Michael Bergman, probably best known for his BrightPlanet white paper in which he quantifies the size of the deep web, has played an important role in shaping federated search history. I deem the single contribution of the white paper to be important enough that I’ve chosen Mr. Bergman as the third federated search luminary in the series, together with Kate Noerr and Todd Miller. I must note that Bergman’s contributions are much greater than a single white paper and, most recently, include major contributions to the understanding and analysis of the semantic web.

Bergman discusses a number of significant and recent documents pertaining to the deep web in his AI3 Blog in the recent New Currents in the ‘Deep Web’ article. He also answers one of my burning questions: did he indeed coin the term “deep web?” It turns out he co-coined the term. He goes on to give kudos to Maureen Flynn-Burhoe for her recent publication of a very thorough timeline of deep web events in her blog. The timeline is the fruit of some very serious research. It goes back to 1980 and includes a very thorough bibliography. My one complaint – virtually no coverage of federated search vendors, a number of whom helped to popularize the deep web.

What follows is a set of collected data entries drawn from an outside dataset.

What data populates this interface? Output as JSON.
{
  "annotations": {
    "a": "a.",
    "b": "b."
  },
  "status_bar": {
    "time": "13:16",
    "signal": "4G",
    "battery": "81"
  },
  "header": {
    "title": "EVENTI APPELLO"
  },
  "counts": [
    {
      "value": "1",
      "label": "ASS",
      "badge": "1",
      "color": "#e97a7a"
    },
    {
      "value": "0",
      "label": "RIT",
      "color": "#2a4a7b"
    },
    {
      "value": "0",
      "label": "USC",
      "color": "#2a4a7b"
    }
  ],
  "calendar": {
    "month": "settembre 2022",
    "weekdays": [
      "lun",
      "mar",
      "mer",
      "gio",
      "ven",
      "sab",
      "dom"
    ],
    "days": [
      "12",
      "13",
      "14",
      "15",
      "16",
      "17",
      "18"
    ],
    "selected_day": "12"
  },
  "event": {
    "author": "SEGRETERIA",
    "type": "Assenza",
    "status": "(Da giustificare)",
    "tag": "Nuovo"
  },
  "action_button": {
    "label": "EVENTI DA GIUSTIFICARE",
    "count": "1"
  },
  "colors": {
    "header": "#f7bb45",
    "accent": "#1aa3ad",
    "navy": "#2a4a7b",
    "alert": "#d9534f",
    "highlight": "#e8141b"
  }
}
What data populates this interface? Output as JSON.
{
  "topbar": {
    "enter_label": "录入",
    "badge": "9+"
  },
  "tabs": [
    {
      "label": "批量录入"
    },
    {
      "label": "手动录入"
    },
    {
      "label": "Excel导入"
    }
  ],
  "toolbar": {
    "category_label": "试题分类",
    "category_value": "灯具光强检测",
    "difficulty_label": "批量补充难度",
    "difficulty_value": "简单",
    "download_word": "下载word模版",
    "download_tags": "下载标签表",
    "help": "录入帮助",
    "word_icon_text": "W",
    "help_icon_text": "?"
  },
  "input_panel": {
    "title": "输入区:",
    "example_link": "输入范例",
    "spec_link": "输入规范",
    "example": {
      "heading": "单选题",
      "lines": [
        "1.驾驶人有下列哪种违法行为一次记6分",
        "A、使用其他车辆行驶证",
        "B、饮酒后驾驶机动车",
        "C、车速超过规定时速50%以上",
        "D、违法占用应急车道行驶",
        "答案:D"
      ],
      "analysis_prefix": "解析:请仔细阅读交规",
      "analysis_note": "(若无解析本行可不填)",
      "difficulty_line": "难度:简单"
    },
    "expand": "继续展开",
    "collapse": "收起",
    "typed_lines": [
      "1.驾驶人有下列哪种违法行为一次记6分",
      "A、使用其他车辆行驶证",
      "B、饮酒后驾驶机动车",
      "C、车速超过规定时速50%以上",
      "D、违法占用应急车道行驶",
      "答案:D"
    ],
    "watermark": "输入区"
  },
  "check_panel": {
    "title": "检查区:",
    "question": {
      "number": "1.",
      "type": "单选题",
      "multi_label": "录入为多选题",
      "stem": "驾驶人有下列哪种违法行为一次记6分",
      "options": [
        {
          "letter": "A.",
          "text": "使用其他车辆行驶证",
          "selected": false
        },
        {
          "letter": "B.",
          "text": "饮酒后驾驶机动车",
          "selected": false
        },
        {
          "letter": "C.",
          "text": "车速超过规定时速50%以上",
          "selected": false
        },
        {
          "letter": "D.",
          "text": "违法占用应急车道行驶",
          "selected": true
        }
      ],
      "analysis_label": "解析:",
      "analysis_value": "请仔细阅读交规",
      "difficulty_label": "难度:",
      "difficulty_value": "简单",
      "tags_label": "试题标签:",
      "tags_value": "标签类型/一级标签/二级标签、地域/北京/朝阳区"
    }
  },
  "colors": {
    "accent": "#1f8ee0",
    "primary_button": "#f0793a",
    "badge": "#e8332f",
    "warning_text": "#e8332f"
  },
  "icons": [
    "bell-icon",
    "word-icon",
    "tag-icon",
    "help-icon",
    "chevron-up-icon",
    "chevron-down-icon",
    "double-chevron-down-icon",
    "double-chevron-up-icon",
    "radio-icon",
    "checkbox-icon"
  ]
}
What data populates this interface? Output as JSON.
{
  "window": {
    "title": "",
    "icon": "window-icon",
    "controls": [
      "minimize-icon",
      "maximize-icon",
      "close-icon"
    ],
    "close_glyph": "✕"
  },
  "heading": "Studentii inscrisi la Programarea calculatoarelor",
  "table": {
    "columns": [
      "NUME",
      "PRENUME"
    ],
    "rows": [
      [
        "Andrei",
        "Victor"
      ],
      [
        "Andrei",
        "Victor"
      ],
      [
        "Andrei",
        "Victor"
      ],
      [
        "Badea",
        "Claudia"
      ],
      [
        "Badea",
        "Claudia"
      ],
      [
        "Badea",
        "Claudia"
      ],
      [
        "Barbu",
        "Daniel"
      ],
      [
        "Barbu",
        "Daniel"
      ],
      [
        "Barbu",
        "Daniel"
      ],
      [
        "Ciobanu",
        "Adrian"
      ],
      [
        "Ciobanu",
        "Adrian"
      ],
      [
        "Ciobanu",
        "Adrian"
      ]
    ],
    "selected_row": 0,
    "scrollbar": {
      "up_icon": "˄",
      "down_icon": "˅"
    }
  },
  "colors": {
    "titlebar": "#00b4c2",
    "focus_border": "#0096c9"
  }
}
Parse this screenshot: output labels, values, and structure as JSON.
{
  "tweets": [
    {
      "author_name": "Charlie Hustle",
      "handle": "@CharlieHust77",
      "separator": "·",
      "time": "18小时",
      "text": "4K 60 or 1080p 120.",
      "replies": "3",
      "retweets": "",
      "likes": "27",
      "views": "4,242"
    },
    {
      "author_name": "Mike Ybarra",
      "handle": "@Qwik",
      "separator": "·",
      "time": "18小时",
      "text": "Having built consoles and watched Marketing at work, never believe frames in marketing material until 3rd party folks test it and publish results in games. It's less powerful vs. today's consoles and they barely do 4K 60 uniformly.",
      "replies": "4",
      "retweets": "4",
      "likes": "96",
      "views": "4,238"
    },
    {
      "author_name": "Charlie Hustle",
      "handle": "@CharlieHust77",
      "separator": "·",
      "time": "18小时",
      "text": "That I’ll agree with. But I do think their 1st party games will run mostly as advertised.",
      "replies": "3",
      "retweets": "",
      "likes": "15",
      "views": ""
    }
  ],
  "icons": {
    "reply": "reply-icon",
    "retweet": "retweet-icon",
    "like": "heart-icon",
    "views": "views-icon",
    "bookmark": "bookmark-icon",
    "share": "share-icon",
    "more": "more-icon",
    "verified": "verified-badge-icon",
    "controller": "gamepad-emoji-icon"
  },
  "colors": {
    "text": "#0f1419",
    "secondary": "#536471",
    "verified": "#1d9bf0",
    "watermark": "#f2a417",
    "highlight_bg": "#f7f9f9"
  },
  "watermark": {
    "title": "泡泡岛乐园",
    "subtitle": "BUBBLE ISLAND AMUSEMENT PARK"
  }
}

Bergman continues with a discussion of an article, Searching the Deep Web, by Alex Wright in the October 2008 edition of “Communications of the ACM.” (Click on the page image to zoom in, click again to zoom out.) The article, to which Bergman contributed, articulates well the differences between crawling the surface web and indexing the deep web. Additionally, the ACM article discusses new developments in technologies to mine the deep web and the emerging semantic web. Wright packs a remarkable amount of information into two pages. There are a good half dozen topics that warrant further exploration in those two pages.

Bergman next brings to our attention a recently published paper, “Toward the Semantic Deep Web,” by James Geller, of the New Jersey Institute of Technology, and colleagues Soon Ae Chun and Yoo Jung An. The paper introduces the semantic deep web as the fusion of some aspects of the semantic web with ontologies to mine deep web data.

Finally, Bergman provides a short bibliography of his own, including a reference to the 153 page 2008 Ph.D. thesis of Dennis Shestakov, Search Interfaces on the Web: Querying and Characterizing. Of particular interest to those following federated search technologies is the dissertation’s description of an architecture for automatically finding deep web search interfaces as well as discussion of approaches to automatically submitting queries and extracting results from the queried sources.

I’m delighted to see an increased focus on the deep web. To the extent that happenings in the deep web impact federated search I will happily cover them.